1Edmond H. Fischer Signal Transduction Laboratory, School of Life Sciences, Jilin University, Changchun 130012, China
2Academy of Traditional Chinese Medicine and Chinese Medicinal Materials of Jilin Province, Changchun 130012, China
3Changchun Institute of Applied Chemistry, Chinese Academy of Sciences, Changchun 130022, China
4Department of Colorectal and Anal Surgery, The Second Hospital, Jilin University, Changchun 130041, China

Received 2 February 2015; Revised 14 April 2015; Accepted 23 April 2015

Academic Editor: Julian Weghuber

Copyright © 2015 Jing Sun et al. This is an open access article distributed under the Creative Commons Attribution License, which permits unrestricted use, distribution, and reproduction in any medium, provided the original work is properly cited.

Abstract

Protein tyrosine phosphatase 1B (PTP1B) is an established therapeutic target for type 2 diabetes mellitus (T2DM) and obesity. The aim of this study was to investigate the inhibitory activity of Magnolia officinalis extract (ME) on PTP1B and its anti-T2DM effects. Inhibition assays and inhibition kinetics of ME were performed in vitro. 3T3-L1 adipocytes and C2C12 myotubes were stimulated with ME to explore its bioavailability in cell level. The in vivo studies were performed on db/db mice to probe its anti-T2DM effects. In the present study, ME inhibited PTP1B in a reversible competitive manner and displayed good selectivity against PTPs in vitro.

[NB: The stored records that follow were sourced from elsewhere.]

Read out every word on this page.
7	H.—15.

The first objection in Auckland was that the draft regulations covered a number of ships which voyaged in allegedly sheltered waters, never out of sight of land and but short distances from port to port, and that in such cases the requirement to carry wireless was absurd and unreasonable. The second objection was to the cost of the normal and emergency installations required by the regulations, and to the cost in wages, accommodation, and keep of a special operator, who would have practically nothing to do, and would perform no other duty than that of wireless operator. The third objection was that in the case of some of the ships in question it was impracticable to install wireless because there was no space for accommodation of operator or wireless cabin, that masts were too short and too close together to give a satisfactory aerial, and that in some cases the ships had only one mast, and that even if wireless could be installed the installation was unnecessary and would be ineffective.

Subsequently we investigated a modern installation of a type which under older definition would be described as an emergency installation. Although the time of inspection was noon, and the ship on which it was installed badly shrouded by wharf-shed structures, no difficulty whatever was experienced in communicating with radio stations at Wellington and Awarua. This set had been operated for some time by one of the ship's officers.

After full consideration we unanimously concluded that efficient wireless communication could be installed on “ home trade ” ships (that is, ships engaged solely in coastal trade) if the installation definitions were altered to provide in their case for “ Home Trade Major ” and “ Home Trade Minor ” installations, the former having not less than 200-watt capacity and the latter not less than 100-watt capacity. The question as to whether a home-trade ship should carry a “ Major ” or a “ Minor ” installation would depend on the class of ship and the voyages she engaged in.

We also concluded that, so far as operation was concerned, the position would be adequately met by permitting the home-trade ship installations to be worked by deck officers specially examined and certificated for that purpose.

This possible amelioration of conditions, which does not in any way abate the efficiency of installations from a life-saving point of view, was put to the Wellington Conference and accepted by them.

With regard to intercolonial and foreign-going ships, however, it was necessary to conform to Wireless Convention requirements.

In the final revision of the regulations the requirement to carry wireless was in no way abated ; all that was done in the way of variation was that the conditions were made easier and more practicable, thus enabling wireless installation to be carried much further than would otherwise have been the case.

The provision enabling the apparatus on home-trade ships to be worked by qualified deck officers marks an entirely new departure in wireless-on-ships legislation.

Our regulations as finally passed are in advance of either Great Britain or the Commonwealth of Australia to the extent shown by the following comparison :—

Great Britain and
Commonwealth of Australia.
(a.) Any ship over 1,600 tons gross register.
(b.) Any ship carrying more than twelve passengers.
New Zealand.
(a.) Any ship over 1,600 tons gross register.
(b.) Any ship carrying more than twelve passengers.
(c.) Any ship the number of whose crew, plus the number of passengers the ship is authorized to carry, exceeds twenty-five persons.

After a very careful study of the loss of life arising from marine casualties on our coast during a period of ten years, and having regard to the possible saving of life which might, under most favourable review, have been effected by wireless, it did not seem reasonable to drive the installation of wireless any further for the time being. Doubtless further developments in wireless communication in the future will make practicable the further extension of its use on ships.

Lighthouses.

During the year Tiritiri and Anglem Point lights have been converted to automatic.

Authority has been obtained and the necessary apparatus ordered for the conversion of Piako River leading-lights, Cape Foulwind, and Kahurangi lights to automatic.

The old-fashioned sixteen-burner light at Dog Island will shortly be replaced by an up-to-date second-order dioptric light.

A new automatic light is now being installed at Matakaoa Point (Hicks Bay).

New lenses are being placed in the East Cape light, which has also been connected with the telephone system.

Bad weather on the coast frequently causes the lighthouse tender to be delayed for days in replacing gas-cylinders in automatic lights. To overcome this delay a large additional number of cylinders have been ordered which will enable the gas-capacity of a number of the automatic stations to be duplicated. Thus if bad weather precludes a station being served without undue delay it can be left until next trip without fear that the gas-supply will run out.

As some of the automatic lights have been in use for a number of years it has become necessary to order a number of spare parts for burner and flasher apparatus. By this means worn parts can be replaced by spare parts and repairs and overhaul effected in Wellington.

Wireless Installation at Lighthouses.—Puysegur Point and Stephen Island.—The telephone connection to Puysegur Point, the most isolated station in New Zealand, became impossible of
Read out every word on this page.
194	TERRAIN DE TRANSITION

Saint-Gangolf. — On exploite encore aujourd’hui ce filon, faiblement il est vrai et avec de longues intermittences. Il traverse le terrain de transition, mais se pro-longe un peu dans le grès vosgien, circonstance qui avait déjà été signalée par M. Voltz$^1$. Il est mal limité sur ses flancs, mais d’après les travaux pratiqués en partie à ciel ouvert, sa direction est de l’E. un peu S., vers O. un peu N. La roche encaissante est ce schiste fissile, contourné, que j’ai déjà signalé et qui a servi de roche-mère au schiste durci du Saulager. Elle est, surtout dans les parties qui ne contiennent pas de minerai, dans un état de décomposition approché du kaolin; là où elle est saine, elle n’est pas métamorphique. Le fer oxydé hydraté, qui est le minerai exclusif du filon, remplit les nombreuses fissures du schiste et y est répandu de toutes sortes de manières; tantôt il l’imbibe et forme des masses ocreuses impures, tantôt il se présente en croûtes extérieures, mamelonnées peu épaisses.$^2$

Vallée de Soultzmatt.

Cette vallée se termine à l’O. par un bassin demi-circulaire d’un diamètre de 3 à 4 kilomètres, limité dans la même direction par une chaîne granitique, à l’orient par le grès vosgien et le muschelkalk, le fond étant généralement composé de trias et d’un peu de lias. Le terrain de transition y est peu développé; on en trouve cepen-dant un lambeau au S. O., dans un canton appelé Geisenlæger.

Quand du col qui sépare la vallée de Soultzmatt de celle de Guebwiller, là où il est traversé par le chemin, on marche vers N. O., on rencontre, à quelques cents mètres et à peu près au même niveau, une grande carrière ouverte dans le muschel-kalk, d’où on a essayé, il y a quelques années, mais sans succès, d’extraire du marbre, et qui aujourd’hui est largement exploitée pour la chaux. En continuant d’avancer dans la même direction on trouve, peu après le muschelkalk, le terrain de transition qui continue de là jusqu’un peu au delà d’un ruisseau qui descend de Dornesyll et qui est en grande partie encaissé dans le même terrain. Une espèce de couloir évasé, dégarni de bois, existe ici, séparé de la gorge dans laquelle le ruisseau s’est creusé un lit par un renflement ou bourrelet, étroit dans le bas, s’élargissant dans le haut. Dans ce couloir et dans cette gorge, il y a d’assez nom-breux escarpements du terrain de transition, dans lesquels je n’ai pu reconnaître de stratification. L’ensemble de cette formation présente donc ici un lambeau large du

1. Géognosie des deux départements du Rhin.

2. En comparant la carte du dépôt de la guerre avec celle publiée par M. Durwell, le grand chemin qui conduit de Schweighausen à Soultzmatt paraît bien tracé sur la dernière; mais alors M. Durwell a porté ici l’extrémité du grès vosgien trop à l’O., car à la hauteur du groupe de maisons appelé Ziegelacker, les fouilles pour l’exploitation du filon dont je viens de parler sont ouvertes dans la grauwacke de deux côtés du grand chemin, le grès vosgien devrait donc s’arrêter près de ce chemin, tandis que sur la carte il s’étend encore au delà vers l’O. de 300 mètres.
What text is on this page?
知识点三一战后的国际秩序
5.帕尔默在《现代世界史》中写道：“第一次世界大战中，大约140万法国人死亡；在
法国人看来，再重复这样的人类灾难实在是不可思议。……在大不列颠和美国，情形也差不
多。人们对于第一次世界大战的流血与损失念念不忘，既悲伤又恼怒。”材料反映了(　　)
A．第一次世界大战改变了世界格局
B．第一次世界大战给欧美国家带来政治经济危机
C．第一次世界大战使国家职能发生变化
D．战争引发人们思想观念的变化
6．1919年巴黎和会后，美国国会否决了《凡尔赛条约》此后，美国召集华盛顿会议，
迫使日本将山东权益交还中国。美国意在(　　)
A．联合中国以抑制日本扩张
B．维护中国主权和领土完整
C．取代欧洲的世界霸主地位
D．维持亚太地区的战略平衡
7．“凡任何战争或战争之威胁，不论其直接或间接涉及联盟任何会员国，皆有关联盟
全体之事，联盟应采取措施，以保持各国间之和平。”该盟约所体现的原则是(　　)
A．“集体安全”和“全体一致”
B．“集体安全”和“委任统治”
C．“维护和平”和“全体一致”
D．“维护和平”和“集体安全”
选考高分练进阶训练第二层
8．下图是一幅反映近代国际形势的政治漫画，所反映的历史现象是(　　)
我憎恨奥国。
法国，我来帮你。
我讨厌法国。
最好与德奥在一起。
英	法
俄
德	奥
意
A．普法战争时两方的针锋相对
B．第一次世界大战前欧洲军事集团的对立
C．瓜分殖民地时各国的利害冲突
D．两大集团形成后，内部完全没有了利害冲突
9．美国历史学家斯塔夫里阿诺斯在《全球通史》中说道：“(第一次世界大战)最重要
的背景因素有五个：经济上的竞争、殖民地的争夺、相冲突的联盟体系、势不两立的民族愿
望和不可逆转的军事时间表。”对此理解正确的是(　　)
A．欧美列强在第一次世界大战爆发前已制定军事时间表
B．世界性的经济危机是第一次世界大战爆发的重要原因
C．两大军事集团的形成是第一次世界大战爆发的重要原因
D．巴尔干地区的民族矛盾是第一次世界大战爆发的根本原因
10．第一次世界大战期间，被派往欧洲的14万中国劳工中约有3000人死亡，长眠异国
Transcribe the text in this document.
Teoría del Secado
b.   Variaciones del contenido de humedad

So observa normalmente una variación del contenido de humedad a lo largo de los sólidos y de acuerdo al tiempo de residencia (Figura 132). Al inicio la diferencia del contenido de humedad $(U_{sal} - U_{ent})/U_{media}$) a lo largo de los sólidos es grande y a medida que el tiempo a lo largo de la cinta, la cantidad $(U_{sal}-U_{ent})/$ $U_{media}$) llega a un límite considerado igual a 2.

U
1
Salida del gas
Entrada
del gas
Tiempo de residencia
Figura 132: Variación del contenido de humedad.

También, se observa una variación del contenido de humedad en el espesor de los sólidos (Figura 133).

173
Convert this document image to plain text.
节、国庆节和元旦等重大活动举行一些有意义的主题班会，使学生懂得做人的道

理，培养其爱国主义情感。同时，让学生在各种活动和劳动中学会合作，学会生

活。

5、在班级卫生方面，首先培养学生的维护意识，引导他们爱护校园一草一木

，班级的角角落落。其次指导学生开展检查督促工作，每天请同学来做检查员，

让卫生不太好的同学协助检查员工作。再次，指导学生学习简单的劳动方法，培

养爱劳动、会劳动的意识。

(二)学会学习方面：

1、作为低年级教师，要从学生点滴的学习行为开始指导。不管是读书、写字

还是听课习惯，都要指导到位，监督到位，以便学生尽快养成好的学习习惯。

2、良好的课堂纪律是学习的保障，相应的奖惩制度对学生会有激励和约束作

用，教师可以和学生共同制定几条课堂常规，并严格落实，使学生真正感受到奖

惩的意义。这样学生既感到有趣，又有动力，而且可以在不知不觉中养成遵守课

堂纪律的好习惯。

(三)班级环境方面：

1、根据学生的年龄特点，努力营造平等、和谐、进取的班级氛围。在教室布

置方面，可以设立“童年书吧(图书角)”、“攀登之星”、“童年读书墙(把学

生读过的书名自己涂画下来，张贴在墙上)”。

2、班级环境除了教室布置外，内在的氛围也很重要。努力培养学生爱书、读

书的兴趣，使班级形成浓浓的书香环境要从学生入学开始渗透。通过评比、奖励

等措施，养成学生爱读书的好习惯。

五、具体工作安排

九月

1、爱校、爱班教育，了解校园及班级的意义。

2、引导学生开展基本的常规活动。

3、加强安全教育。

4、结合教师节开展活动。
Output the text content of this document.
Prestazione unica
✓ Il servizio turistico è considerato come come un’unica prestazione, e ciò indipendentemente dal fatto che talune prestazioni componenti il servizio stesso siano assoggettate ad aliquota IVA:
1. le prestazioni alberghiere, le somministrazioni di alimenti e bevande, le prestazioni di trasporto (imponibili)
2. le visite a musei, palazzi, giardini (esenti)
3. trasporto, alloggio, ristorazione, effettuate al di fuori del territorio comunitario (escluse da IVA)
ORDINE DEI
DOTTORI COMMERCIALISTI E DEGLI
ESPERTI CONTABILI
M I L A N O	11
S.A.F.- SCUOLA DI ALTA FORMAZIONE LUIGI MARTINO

Furthermore, ME enhanced tyrosine phosphorylation levels of cellular proteins, especially the insulin-induced tyrosine phosphorylations of insulin receptor β-subunit (IRβ) and ERK1/2 in a dose-dependent manner in stimulated 3T3-L1 adipocytes and C2C12 myotubes. Meanwhile, ME enhanced insulin-stimulated GLUT4 translocation. More importantly, there was a significant decrease in fasting plasma glucose level of db/db diabetic mice treated orally with 0.5 g/kg ME for 4 weeks. These findings indicated that improvement of insulin sensitivity and hypoglycemic effects of ME may be attributed to the inhibition of PTP1B. Thereby, we pioneered the inhibitory potential of ME targeted on PTP1B as anti-T2DM drug discovery.